On Monday, the Chairman of the Board of
Ukrainian Railways, Alexander Kamyshin, said another railway station in the east had been
attacked overnight.
“They continue to aim at the railway
infrastructure,” he wrote.
EU talks sanctions
On the diplomatic front, EU
foreign ministers were meeting Monday to discuss a sixth round of sanctions,
with concerns that divisions over a ban on Russia gas and oil imports could
blunt their impact.
Austria is an EU member, but does not belong to
NATO, and Nehammer’s spokesman said Brussels, Berlin, and Kyiv had been
informed about the Moscow visit.
The talks with Putin are expected to take place
behind closed doors, without a joint media appearance.
“We are militarily neutral, but have a clear stance
on the
Russian war of aggression against Ukraine,” Nehammer tweeted, calling
for humanitarian corridors, a ceasefire, and a full investigation of war
crimes.
US President Joe Biden meanwhile will hold virtual
talks on Monday with Indian Prime Minister Narendra Modi, just weeks after
saying India had been “shaky” in its response to the invasion.

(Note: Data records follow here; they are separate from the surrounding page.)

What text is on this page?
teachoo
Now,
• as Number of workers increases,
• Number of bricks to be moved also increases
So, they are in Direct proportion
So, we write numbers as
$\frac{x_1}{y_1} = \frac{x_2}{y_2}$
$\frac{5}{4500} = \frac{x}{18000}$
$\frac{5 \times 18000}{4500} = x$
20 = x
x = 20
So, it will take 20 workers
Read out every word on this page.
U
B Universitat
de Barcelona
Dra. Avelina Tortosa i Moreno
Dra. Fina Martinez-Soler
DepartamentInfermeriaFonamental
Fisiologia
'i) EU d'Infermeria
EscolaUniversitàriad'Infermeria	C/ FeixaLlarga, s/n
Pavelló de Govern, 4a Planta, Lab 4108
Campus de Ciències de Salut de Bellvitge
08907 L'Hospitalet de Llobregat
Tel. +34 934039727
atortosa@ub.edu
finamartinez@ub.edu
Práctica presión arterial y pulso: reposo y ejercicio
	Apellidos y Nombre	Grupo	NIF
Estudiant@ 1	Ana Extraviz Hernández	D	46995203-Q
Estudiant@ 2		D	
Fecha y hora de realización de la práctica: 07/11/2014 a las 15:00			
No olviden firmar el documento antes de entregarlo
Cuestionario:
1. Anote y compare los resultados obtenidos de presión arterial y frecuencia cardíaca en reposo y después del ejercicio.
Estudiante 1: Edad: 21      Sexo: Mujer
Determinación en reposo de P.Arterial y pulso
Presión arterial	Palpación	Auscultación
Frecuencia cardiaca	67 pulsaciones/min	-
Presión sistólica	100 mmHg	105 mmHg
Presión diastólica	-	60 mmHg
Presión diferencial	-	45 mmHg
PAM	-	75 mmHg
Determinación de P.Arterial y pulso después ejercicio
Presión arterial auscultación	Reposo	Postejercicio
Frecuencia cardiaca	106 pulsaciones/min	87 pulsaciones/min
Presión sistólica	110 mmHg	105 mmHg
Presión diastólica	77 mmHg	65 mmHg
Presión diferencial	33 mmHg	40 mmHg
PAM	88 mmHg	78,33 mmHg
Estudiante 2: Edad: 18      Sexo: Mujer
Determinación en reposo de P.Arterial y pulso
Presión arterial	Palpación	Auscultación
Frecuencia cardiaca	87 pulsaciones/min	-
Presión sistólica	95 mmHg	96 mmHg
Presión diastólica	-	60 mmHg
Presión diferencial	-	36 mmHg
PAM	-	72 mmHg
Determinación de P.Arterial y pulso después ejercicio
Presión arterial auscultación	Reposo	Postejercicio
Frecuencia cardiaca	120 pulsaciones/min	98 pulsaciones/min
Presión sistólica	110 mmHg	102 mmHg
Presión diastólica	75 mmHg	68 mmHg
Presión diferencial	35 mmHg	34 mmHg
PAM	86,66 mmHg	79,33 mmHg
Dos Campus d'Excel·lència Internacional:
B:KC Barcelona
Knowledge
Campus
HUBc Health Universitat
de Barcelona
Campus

A US spokeswoman said the two leaders would consult
on ways to offset the “destabilizing impact (of the war) on global food supply
and commodity markets”.
The
World Bank warned Sunday that Ukraine’s economy
would collapse by 45 percent this year — a much bleaker outlook than it
predicted even a month ago — while Russia would see an 11 percent decline in
GDP.
‘Atrocious cruelty’
Ukraine’s allies have sought
to pile pressure on Moscow over allegations its troops carried out war crimes
in areas around Kyiv, and there has been little sign that intermittent peace
talks are progressing.
The pope has urged an Easter ceasefire, denouncing a
war where “defenseless civilians” suffered “heinous massacres and atrocious
cruelty.”
At least 183 children have died and 342 were injured
in Ukraine in 46 days of the Russian invasion, the prosecutor general’s office
said on Telegram.
Ukraine’s Foreign Minister
Dmytro Kuleba on Sunday
told NBC’s “Meet the Press” he was still open to negotiating with the Russians.
“If sitting down with the Russians will help me to
prevent at least one massacre like in Bucha, or at least another attack like in
Kramatorsk, I have to take that opportunity,” he said.
Bucha — where authorities
say hundreds were killed, some with their hands bound — has become a byword for
the brutality allegedly inflicted under Russian occupation.